Sector: Security Technology

AI Verdict

Axon trades at 52x next year's earnings, so you're paying up for a near-quadrupling of profits—if its AI-powered evidence platform keeps agencies locked in, that growth is plausible, but the price leaves little margin for error.

Competitive Moat

Axon dominates the law enforcement technology market with its integrated ecosystem of TASER devices, body cameras, and cloud-based evidence management, making it difficult for agencies to switch due to data lock-in and workflow integration.

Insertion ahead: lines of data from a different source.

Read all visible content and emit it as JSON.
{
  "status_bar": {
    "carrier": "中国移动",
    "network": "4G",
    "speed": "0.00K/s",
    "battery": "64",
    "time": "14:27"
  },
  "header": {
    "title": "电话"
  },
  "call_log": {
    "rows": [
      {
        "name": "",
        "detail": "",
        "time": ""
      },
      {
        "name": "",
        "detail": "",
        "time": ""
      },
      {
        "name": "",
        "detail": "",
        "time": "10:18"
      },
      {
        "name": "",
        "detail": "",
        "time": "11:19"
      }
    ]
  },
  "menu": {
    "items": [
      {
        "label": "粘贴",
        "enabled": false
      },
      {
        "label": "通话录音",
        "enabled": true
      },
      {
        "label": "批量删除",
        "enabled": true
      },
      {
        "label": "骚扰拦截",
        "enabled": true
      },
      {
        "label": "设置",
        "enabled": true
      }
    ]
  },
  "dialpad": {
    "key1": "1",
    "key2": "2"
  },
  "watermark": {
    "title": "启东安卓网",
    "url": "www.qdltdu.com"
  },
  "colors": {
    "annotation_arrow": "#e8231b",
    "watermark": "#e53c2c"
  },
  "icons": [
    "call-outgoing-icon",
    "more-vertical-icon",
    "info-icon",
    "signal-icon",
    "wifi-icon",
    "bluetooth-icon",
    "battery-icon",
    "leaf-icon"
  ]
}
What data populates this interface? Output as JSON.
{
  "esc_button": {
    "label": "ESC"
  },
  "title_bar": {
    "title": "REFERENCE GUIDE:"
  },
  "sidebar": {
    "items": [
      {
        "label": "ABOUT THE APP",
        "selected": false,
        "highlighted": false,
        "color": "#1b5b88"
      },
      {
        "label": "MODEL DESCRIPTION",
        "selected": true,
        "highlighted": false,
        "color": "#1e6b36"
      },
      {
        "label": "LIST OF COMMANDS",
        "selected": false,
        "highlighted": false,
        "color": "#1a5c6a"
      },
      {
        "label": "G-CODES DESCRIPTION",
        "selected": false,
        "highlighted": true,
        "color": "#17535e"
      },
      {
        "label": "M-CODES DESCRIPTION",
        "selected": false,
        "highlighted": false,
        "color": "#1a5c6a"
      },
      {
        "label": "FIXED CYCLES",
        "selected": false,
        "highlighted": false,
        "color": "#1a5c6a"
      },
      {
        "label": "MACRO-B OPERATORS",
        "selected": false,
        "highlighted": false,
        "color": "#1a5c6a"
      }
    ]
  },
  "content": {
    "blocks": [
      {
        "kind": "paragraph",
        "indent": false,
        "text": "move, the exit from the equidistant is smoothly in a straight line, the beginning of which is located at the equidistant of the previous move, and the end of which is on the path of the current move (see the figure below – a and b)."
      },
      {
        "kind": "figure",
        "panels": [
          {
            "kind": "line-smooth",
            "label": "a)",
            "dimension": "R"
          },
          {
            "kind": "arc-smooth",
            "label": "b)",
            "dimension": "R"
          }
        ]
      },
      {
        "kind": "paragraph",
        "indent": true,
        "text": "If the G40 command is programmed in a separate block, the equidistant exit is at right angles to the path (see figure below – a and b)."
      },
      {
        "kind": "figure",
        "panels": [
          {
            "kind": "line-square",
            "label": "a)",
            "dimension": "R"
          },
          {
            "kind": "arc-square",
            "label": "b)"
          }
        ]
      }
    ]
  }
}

Its proprietary AI-driven evidence platform, Evidence.com, creates further stickiness by automating video analysis and case management for police departments.

Summary

Axon's stock is under scrutiny as its forward P/E of 52.3x hinges on a massive 396.3% jump in earnings next year.

Where It Stands

Despite a -33.51% 1-year return and a neutral RSI of 55.0, Axon trades at 52.3x next year's earnings—double the 25x median for tech hardware—so the market is betting big on a turnaround.

Key Metrics

Analyst Consensus

25 Buy · 3 Hold · 0 Sell (28 analysts)

Bull Case

With analysts forecasting 396.3% EPS growth and a trailing PEG of 0.66, the current valuation is justified if Axon delivers on explosive profit expansion.

Bear Case

If Axon's forward P/E compresses to the tech hardware median of 25x, the stock could lose over 50% from here unless the earnings surge materializes.

Catalyst to Watch

Watch for quarterly earnings updates—any miss or delay in the expected EPS ramp will likely trigger a sharp re-rating.